Project Loon 18.11.2014, 14:51 Uhr

Google startet Internet-Ballons über Australien

Im Dezember lässt Google 20 Helium-Ballons über dünn besiedeltem Gebiet im Nordosten Australiens aufsteigen. Es ist der größte Testlauf für das Project Loon von Google, das Internetzugang in abgelegene Regionen bringen soll.

Internet für alle: Mit Helium-Ballons will Google das Internet auch in entlegene Regionen bringen.

Internet für alle: Mit Helium-Ballons will Google das Internet auch in entlegene Regionen bringen.

Foto: Google

Die Vorbereitungen laufen auf Hochtouren: Im Dezember will Google 20 Helium-Ballons in die Stratosphäre über das westliche Queensland schicken. Der australische Bundesstaat ist etwa fünfmal so groß wie Deutschland, aber mit 4,7 Millionen Einwohnern vergleichsweise sehr dünn besiedelt. Im Project Loon will Google Gebiete, die bisher keinen Internetzugang haben, ans Netz bringen. In Australien arbeitet der Internetriese dafür erstmals mit einem privaten Telekommunikationsunternehmen zusammen.

Test in Australien ist größter bisheriger Feldversuch im Project Loon

Seit über drei Jahren arbeitet Google in seinem Forschungslabor Google X an den Internet-Ballons. Sie transportieren Basisstationen und Antennen in etwa 20 Kilometer Höhe und bewegen sich mit den stratosphärischen Winden. Für den australischen Feldversuch, es ist der bisher größte im Project Loon, hat sich Google nun mit dem Mobilfunkprovider Telstra zusammengetan.

Vorbereitungen für Test-Ballon: Google hat bereits mehrfach Ballons getestet. Den größten Probelauf soll es im Dezember geben. Dann will Google in Australien 20 Helium-Ballons in die Stratosphäre über das westliche Queensland schicken. 

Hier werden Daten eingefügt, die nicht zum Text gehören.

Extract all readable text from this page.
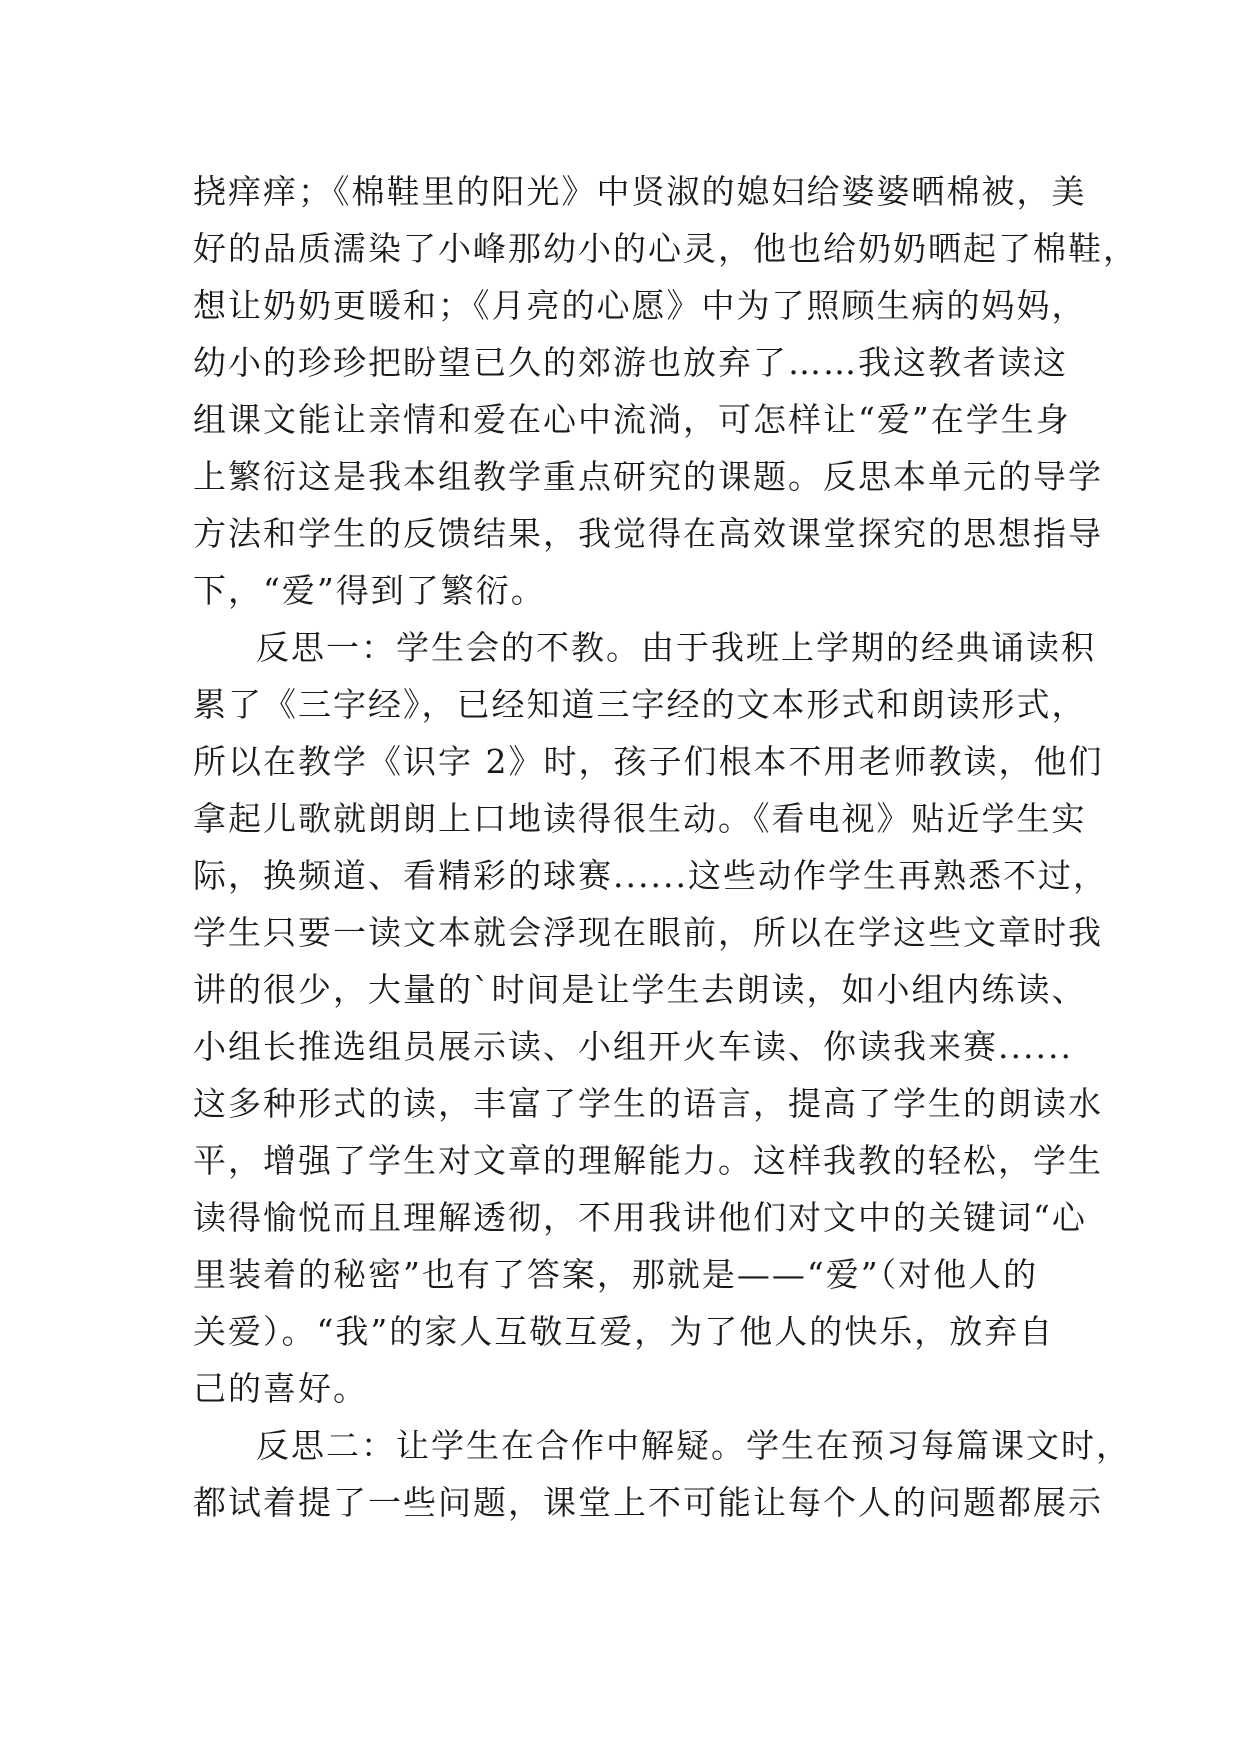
挠痒痒；《棉鞋里的阳光》中贤淑的媳妇给婆婆晒棉被，美
好的品质濡染了小峰那幼小的心灵，他也给奶奶晒起了棉鞋，
想让奶奶更暖和；《月亮的心愿》中为了照顾生病的妈妈，
幼小的珍珍把盼望已久的郊游也放弃了……我这教者读这
组课文能让亲情和爱在心中流淌，可怎样让“爱”在学生身
上繁衍这是我本组教学重点研究的课题。反思本单元的导学
方法和学生的反馈结果，我觉得在高效课堂探究的思想指导
下，“爱”得到了繁衍。
反思一：学生会的不教。由于我班上学期的经典诵读积
累了《三字经》，已经知道三字经的文本形式和朗读形式，
所以在教学《识字 2》时，孩子们根本不用老师教读，他们
拿起儿歌就朗朗上口地读得很生动。《看电视》贴近学生实
际，换频道、看精彩的球赛......这些动作学生再熟悉不过，
学生只要一读文本就会浮现在眼前，所以在学这些文章时我
讲的很少，大量的`时间是让学生去朗读，如小组内练读、
小组长推选组员展示读、小组开火车读、你读我来赛......
这多种形式的读，丰富了学生的语言，提高了学生的朗读水
平，增强了学生对文章的理解能力。这样我教的轻松，学生
读得愉悦而且理解透彻，不用我讲他们对文中的关键词“心
里装着的秘密”也有了答案，那就是——“爱”（对他人的
关爱）。“我”的家人互敬互爱，为了他人的快乐，放弃自
己的喜好。
反思二：让学生在合作中解疑。学生在预习每篇课文时，
都试着提了一些问题，课堂上不可能让每个人的问题都展示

Vorbereitungen für Test-Ballon: Google hat bereits mehrfach Ballons getestet. Den größten Probelauf soll es im Dezember geben. Dann will Google in Australien 20 Helium-Ballons in die Stratosphäre über das westliche Queensland schicken. 

Foto: Google

Telstra stellt die Basisstation zur Verfügung, von der aus die Signale an die Ballons geschickt werden. Diese, dem 4G-Mobilfunk ähnlichen Signale, springen dann von Ballon zu Ballon und werden von dort an Haushalte und Mobilfunkgeräte auf der Erde gesendet. Bis zu 100 Tagen können die Ballons, die mit Solarpanelen ausgestattet sind, in der Luft bleiben.

Bei den bisherigen Testläufen von Google mit der WLAN-Versorgung aus der Luft hatte es in den letzten beiden Jahren allerdings auch einige Pannen gegeben. In den USA kollidierte ein tief fliegender Ballon mit einer Stromleitung, was die Energieversorgung einer nahegelegenen Ortschaft für eine Weile lahmlegte. In Neuseeland, wo im Juni 2013 Ballons in die Stratosphäre geschickt wurden, gab es Probleme mit dem Wind. Einer der Ballons stürzte ins Meer und wurde zunächst fälschlicherweise für ein abgestürztes Flugzeug gehalten.

Ballon verbindet abgelegene Schule in Brasilien mit dem Internet

Im Juni dieses Jahres aber konnte Google auch erste Erfolge verbuchen und eine brasilianische Schule durch einen hochfliegenden Ballon mit dem Internet verbinden. Die Schule liegt in der kleinen abgelegenen Ortschaft Campo Maior im Osten Brasiliens, nahe am Äquator. Schwache Internet- und Mobilfunksignale gab es bis dahin nur an wenigen Positionen im Ort.

Im Juni dieses Jahres gelang es, eine brasilianische Schule in einer abgelegenen Ortschaft durch einen hochfliegenden Ballon mit dem Internet verbinden. 

Im Juni dieses Jahres gelang es, eine brasilianische Schule in einer abgelegenen Ortschaft durch einen hochfliegenden Ballon mit dem Internet verbinden. 

Foto: Google

Inzwischen konnte Google nach eigenen Angaben nicht nur die Aufenthaltsdauer der Ballons in der Luft deutlich steigern und deren Steuerbarkeit verbessern, sondern auch die Bandbreite der Signale ausbauen. Mitte nächsten Jahres soll Project Loon die Experimentierphase hinter sich lassen und in mindestens einem Land dienstbereit sein. Langfristig will Google eine zusammenhängende Ballon-Flotte rund um die Erde schicken.